Exercise Motivation – How to put the oomph back into your exercise

“Strength does not come from physical capacity. It comes from an indomitable will.”

-Mahatma Gandhi

One definition of heaven for me is my ability to do what’s good for me without too much of an internal struggle. Exercise is a good example of this. Exercise makes you feel better, look better, and behave better with much less stress. Effective workouts have a long list of life-saving benefits in addition to quality-of-life benefits.

Still, how many people do you know that are quite aware of all these benefits and don’t exercise? Are you one of them?

If you are, don’t worry, so many people are in the same boat.

Exercise motivation could be the answer to what you’re missing. Exercise is not all about moving faster, having more endurance or lifting more weight. There is more to your ability to get to the gym or pull out the latest exercise equipment you purchased on TV from under your bed.

Here are some tips that help you focus on the motivation aspect of your exercise instead of the technical aspect of it. Sports psychology motivation should be a part of exercise routines for everyone, but it is reserved for the elite athletes.
These are ways to help you balance the internal struggle that keeps you from starting an exercise regiment or sticking with it.

Re-adjust your goal setting process

External events drive most of our activities. We set goals based on what we haven’t done. For example, a wedding or summer vacation approaches, and we try to meet a weight loss goal fast. Pretty soon, we become overwhelmed by the process we set and the way we set our goals. Then, we give up.

A more beneficial way to set goals to work on a process instead of results.

A process-oriented goal setting is something like this. “I’ll exercise for 20 minutes every other day for the next thirty days. That’s only 12 sessions. I can do it with one hand tied behind my back.”

Make it measurable

In addition to assigning a number of sessions per week that you can count, within that 20-minute find activities that you can measure and improve. For example, if part of your routine is to do squats, focus on going from two sets of ten repetitions to three sets of 12 repetitions. From there, you can increase your intensity but carrying some weights.

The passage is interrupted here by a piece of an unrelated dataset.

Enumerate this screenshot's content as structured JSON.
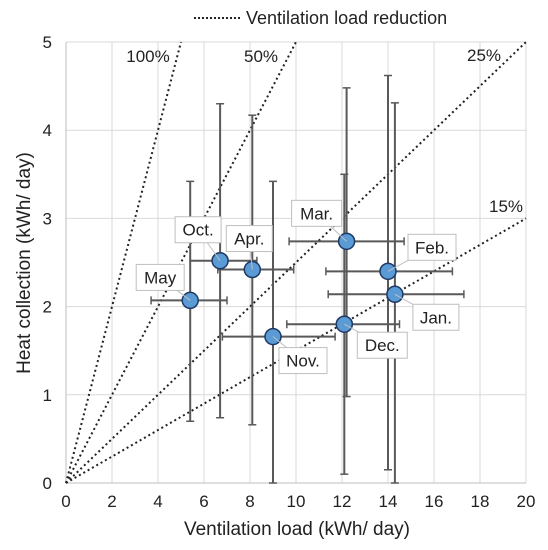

By measuring you create a path for progress that by itself could motivate you.

Shift your strength

I used a quotation from Mahatma Gandhi at the beginning of this article for a reason. Through his strength, he changed a nation and impacted the world. He did this with the physical body that borderlines on starvation.

You have strengths within you that no one else processes. Often we use the strengths within us toward a disadvantage. If we can observe greatness, we use it to see greatness in others and not ourselves. If we miss a day or two workouts wee focus our strength in feeling guilty.

Shift your strength and focus on the greatness you possess and your progress and forget everybody else. Shift your strength to the ability to let go instead of guilt.

Get involved get going

Everybody has up days and down days. It is difficult for everybody to be down at the same time and everybody to be up at the same time. A network that supports you and encourages you to stay on track can help you get through your down days. In my life, very few things have matched the power of an encouraging instructor and a supportive partner.

Remember that support should be uplifting an not a downer. You’re not looking for someone to nag you to death and point out your shortcomings to “motivate” you. You’re looking for someone who says, “You can do it, just one more rep.”

Plan, have fun, have variety

Most people don’t realize that having a plan is one of the easiest ways to have fun. You use the resources you have and are in a better position to manage events of the unexpected through planning. You use your strengths which are fun and gradually work on shoring up your weaknesses city can continue having fun. Through planning, you create their variety that is beneficial instead of random activities that would not produce any results.

Make it convenient enough

With busy schedules, a gym that is half an hour away might as well be on another planet. Exercise video that you can watch any time could make it easy to procrastinate.

Your needs are unique; you should make your ability to exercise convenient enough that you’re going to do it. A gym half an hour away with a partner may work better for you than exercise video at home that you want to use alone. It’s a matter of knowing yourself and being aware of your energy levels and what you are willing to do.

Remember with a little bit of creativity you can do a lot.

Have an end date

The idea that you’re going to do anything for the rest of your life causes unique challenges. Choosing to do something for one month or two makes it so much easier.

This does not mean that you end your exercise program in one month. It means that within one month you’re done with one part of it. You’ll get a chance to reward yourself, enjoy your accomplishments, reflect and plan the next phase.